O legado de José Ramos Tinhorão

Tinhorão foi contraditório, mas fundamental ao unir música e Brasil
Sem o pesquisador, muito da história de nossa música ainda estaria na penumbra
Fábio Palácio, na Folha de S. Paulo


Em que pesem incongruências e um marxismo por vezes esquemático, José Ramos Tinhorão representou para a música popular o que Celso de Magalhães, primeiramente, e Câmara Cascudo, mais tarde, representaram para os estudos de folclore.

Referindo-se, no livro “Música, Doce Música”, ao “despontar da consciência nacional”, Mário de Andrade dizia que “se esta alguma vez se manifestou com eficiência na arte, unicamente o fez pela música”. Difícil não recordar essa célebre sentença quando se pensa no jornalista, pesquisador e crítico José Ramos Tinhorão.

Morto em 3 de agosto, aos 93 anos, ele teve papel destacado nas diversas atividades que desempenhou, a começar pelo trabalho como jornalista arguto nas Redações de veículos como Diário Carioca e Jornal do Brasil.

Ali desenvolveu o veio de pesquisador e crítico cultural que o tornaria célebre. Também ali ganhou, por iniciativa do lendário Pompeu de Sousa, o apelido que o acompanharia por toda a vida. “Tinhorão” é o nome de uma planta venenosa do gênero Caladium, uma referência ao caráter implacável de suas críticas.

Foi um operário dos conhecimentos. Sem o acúmulo documental que reuniu, muitas informações sobre a história de nossa música ainda estariam na penumbra. Diria mesmo que ele representou para a música popular o que Celso de Magalhães, primeiramente, e Câmara Cascudo, mais tarde, representaram para os estudos de folclore.

Tinhorão, desconfio, concordaria com a frase de Mário de Andrade que abre este texto. Afinal, no núcleo de seus esforços sempre esteve a busca pelas raízes nacionais e populares de nossa música. Era sua convicção que gêneros como o maxixe, o choro e o samba representam momentos do amadurecimento da consciência popular e do concomitante avanço do ideal de nacionalidade.

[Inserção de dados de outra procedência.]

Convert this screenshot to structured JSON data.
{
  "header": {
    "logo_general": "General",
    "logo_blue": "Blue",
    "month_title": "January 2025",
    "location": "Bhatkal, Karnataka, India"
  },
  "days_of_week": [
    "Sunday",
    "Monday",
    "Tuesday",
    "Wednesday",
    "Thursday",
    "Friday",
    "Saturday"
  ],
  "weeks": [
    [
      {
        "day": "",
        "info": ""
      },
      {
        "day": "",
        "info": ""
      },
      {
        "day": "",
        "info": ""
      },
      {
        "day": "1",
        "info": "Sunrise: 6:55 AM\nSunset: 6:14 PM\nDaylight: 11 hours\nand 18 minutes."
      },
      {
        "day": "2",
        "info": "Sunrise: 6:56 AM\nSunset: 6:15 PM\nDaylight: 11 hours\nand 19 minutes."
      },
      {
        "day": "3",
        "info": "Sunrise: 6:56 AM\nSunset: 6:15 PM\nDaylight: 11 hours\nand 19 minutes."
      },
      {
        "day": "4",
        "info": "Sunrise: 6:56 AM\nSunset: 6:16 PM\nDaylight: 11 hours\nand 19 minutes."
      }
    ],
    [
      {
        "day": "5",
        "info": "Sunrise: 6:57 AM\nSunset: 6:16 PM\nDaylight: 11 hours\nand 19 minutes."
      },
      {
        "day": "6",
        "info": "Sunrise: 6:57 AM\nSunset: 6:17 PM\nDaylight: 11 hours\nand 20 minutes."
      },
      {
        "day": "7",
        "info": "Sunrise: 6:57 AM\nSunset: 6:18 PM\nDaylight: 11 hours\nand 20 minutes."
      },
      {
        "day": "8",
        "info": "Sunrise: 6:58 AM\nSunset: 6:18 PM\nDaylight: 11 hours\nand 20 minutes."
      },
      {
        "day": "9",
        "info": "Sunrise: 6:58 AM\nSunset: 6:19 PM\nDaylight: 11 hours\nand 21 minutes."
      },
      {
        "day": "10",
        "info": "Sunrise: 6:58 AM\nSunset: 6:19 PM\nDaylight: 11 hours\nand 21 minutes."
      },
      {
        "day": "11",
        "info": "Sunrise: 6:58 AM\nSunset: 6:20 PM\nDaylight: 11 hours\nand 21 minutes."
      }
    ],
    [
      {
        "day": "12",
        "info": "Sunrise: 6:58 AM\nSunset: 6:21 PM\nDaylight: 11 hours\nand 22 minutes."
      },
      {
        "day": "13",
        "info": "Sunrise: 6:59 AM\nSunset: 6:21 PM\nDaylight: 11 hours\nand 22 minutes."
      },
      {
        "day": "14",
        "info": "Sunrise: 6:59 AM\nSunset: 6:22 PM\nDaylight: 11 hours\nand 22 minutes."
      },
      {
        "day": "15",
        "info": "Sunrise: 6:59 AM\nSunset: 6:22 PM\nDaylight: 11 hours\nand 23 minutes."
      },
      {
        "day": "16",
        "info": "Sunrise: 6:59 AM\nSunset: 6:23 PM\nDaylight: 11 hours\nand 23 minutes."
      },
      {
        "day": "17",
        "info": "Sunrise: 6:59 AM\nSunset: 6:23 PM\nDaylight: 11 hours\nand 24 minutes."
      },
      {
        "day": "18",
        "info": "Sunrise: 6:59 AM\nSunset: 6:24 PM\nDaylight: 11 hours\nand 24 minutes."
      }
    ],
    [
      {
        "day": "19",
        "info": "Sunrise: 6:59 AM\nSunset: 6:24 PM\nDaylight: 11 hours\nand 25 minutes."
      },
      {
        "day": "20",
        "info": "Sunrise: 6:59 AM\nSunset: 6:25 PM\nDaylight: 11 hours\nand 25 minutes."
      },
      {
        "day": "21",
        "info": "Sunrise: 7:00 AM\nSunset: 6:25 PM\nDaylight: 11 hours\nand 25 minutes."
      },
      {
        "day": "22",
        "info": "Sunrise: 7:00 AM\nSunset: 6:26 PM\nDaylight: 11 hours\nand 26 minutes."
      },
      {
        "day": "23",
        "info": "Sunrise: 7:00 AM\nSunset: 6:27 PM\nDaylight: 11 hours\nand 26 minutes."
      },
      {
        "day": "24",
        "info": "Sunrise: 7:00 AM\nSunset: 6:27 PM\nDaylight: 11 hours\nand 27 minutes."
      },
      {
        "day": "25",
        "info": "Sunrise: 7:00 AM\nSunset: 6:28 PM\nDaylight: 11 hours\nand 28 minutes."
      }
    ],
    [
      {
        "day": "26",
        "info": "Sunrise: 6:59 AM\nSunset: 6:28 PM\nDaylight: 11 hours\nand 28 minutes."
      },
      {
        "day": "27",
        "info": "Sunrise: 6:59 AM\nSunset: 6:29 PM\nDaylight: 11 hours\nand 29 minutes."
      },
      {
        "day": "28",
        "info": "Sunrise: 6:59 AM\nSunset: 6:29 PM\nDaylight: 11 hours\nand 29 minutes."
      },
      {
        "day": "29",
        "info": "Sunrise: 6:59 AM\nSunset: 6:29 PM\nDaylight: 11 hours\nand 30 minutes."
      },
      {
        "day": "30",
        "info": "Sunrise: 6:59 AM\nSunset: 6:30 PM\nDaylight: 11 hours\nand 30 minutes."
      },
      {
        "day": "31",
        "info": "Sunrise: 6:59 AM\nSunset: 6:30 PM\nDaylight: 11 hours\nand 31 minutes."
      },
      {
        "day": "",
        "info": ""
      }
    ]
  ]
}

O maxixe foi nossa primeira síntese musical genuinamente popular. Resulta da expansão das camadas urbanas. Com o fim do regime escravocrata, ampliavam-se os contingentes de trabalhadores livres. Muitos vinham das fazendas para as cidades, e passavam a usufruir de vida mais diversificada.

Como parte desse processo, viria o contato com a polca e outras danças europeias de salão, incluindo a schottisch e a mazurca, que logo transbordariam dos salões das elites para as salas de visita das classes populares.

Esse processo remodelou a forma como esses gêneros eram dançados, pois as novas camadas urbanas lhes introduziam passos antes desconhecidos —resultado da liberdade performática própria da cultura popular.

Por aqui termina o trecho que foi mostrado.